In a piece in the forthcoming New York Review of Books, David Bromwich creatively opposes the post-colonial credo of Obama in his Cairo speech to a book by Leslie Gelb of the Council of Foreign Relations, which mingles the best-and-the-brightest and Machiavelli. Excerpts:
Obama spoke at the end about the general good of democracy: his predecessor's favorite and almost his only theme. Advocates of democracy ought to maintain their support for freedom even when they gain power. As for religious freedom, its sincerity is not measured by a rejection of other people's faith. And women's rights are not to be confused with the approval or discountenancing of an orthodox custom...
It was a long speech, fifty-five minutes, none of it easy to take in at a glance; but there were two decisive moments in Obama's peroration: "It's easier to start wars than to end them." The suggestion seemed to be that even in Afghanistan, he has his eye on the difficult work of ending a war. And the last of his three quotations from the Hebrew Bible, the Koran, and the New Testament was drawn from the Sermon on the Mount: "Blessed are the peacemakers, for they shall be called sons of God."
In a discussion moderated by Senator Daniel P. Moynihan some twenty-five years ago, Leslie Gelb said with a genial irony that covert wars brought no real impairment of democracy...
Obama in Cairo spoke as the leader of a constitutional democracy. By contrast, Gelb, and many others of the policy establishment, think a president should take Congress into his confidence only for the reason that Machiavelli advised the prince to hold the powerful close by.
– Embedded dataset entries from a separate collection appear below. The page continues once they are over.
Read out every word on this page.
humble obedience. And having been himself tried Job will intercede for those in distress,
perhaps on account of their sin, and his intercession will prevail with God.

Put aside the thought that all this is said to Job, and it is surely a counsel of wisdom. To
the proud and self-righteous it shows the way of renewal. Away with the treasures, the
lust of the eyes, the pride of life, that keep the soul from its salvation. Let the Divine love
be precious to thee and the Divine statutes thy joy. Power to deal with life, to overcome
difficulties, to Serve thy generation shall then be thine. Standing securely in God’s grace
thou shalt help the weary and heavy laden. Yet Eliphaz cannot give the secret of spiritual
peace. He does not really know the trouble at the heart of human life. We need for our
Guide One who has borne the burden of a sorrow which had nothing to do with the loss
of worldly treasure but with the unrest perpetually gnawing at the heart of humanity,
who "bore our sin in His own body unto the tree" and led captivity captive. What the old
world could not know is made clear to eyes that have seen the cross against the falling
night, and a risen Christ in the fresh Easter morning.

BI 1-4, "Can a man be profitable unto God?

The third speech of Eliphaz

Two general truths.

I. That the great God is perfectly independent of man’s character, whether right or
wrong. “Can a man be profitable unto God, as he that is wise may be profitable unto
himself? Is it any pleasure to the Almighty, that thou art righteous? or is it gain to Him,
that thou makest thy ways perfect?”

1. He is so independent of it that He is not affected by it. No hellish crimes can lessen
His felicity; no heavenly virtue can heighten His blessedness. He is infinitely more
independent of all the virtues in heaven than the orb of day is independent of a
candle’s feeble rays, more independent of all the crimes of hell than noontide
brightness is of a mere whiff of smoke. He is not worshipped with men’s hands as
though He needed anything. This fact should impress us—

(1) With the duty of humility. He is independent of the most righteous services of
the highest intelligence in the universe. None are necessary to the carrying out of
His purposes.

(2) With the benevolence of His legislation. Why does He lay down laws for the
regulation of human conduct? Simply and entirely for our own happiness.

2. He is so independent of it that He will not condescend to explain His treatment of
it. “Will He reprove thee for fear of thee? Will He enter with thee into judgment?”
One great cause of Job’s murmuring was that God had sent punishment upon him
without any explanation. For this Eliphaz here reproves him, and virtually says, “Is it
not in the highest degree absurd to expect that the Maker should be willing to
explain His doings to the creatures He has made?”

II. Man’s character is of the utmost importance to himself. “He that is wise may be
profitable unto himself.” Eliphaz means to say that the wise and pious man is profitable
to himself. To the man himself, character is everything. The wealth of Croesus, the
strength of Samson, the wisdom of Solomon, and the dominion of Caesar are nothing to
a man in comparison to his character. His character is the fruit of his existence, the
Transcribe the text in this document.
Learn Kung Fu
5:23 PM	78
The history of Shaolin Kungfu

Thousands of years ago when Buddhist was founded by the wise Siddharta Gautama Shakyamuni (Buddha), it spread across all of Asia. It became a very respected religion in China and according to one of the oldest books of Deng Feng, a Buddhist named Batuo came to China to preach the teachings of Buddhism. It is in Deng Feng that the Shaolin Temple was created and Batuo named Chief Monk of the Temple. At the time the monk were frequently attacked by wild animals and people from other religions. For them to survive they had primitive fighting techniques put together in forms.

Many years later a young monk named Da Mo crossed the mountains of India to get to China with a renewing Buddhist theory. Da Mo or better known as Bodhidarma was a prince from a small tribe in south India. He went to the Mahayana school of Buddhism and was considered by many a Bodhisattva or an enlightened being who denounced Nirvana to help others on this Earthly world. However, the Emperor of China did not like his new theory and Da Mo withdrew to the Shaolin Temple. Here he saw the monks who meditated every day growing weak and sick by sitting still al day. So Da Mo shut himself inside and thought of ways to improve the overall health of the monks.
You keep a sharper eye on them that way; it is better to have them as visible allies than as secret enemies. But the involvement of Congress in policy is presented, in this book of advice to a democratic prince, as a strictly instrumental good. Policy is the property of the strategists. You work out a policy, and you implement it.
Among the tacit assumptions of Gelb's argument is the good that should have come, and that may yet come, from America's bombing, invasion, and occupation of Iraq. He offered the assistance of the Council on Foreign Relations to Condoleezza Rice and Stephen Hadley in the aftermath of the war, and he wishes that they had not declined the help of so many qualified talents.


"Among the tacit assumptions of Gelb's argument is the good that should have come, and that may yet come, from America's bombing, invasion, and occupation of Iraq." When all else, as it has in this case, fails, there's always Dr. Pangloss. If something happened, like the bombing and invasion, it must be for the best, in this best of all possible worlds. And if yopur stomach is full, and your chair comfortable, it's a very convincing arguement, best truncated by Mr. Newman: "What! Me, worry?"
RE: "…a book by Leslie Gelb of the Council of Foreign Relations." FROM JEFF HUBER: …Leslie Gelb, who hasn't been right about a single aspect of U.S. foreign policy from Vietnam on, avows, "They're making decisions there, at the White House. On everything… SOURCE – http://original.antiwar.com/huber/2009/05/04/dumb...
Obama has yet to internalize Candide. He probably never read the short novel. OTH, McCain will go to his grave without reading it.
I'm sure its not big on the books to read by the Israeli regime either.